【R18】 Begin Again【安室透/降谷零】
第17章 似てない家族 ☆
安室side
僕の住み慣れたリビングが、今この時間はまるで初めて来る場所のようにソワソワとしている自分がいる。
最愛の彼女と、僕の一番憎い男にそっくりな彼女のお兄様、そして僕
どういう状況だよ…
せめてただの兄ならまだしも、なぜ赤井にうり二つなんだ…
心の中は完全に混乱している。
いろんな感情を必死で押さえながら、僕は恐る恐るリラの顔を見た。
リラは可愛い顔で自分の兄をじろ…と睨みながら、いつもより少し低い声で言った。
「お兄ちゃん、何しに来たの?」
「母さんがリラが心配だから顔見てこいって言うから来たんだよ。
ちょうど日本便のフライトだったからな」
そう言いながら、お兄様はリラの頭をぽんぽんと撫でた。
ただの兄弟のはずなのに、その行為に僕は無意識にムカッとする。
赤井に似ているからなのか…
それとも…
リラはため息を付きながら落胆の声を上げた。
「もー!子供じゃないんだから…」
「お前が突然、引っ越しはしていないけど住む場所を変えた。
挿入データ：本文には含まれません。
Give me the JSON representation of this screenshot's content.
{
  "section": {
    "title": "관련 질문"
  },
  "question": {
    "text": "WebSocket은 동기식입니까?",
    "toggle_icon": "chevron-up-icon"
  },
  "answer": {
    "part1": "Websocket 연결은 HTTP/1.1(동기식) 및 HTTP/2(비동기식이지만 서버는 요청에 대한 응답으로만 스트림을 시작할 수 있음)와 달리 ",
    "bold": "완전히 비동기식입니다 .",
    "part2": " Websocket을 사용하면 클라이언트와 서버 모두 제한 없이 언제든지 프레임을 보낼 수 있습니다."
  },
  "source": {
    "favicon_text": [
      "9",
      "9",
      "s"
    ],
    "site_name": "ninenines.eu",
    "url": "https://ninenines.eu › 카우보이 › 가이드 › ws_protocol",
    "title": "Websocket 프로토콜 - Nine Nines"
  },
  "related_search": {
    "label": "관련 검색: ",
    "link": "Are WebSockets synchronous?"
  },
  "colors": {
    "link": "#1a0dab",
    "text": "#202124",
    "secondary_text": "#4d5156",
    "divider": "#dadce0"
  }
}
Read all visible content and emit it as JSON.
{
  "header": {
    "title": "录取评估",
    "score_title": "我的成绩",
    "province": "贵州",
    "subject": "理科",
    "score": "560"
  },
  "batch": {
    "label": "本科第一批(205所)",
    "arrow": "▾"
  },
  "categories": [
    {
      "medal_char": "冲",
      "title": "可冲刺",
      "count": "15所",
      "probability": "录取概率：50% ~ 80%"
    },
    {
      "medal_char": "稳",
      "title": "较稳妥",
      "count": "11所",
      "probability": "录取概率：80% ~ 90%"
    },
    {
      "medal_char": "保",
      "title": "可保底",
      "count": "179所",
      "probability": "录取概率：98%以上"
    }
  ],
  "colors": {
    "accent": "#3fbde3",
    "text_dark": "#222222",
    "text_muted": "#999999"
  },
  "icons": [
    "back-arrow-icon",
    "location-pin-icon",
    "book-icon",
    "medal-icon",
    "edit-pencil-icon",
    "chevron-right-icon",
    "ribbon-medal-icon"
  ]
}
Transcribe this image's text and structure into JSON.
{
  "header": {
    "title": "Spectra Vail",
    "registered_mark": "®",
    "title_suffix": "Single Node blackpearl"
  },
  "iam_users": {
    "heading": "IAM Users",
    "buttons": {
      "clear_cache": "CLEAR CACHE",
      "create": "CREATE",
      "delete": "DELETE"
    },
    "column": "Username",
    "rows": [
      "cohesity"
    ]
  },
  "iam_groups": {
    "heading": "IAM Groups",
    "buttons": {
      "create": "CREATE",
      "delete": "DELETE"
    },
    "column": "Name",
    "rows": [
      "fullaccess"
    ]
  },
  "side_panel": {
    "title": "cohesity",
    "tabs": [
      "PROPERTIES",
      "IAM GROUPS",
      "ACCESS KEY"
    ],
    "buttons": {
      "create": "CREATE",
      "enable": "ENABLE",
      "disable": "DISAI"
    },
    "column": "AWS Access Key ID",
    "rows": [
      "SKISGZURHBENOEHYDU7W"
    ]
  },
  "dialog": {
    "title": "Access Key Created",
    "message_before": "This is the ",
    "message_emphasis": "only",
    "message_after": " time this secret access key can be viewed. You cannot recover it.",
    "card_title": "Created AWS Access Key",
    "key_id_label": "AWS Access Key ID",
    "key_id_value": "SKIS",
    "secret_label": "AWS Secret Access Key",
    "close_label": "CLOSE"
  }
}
なんて、意味深な連絡を母さんにしたからだよ。
…まあ、どう考えてもこういうことだろうなとは思っていたが」
そう言ってお兄様がちらっと僕の顔を見る。
心無しか、敵意を向けられているような気がした。
妹溺愛しすぎじゃないか…このお兄様…
そんな風にハラハラしながら謎に正座をしていると、リラが僕の腕をぎゅっと掴みながら言う。
「安室さんっていうの。わたしの彼氏」
リラがふふっと笑いながらそう言った次の瞬間、お兄様が僕をギロッと睨んだ。
こっわ…
「ど、どうも…安室と申します」
得意の営業スマイルで挨拶すると兄からの厳しい取り調べが始まる。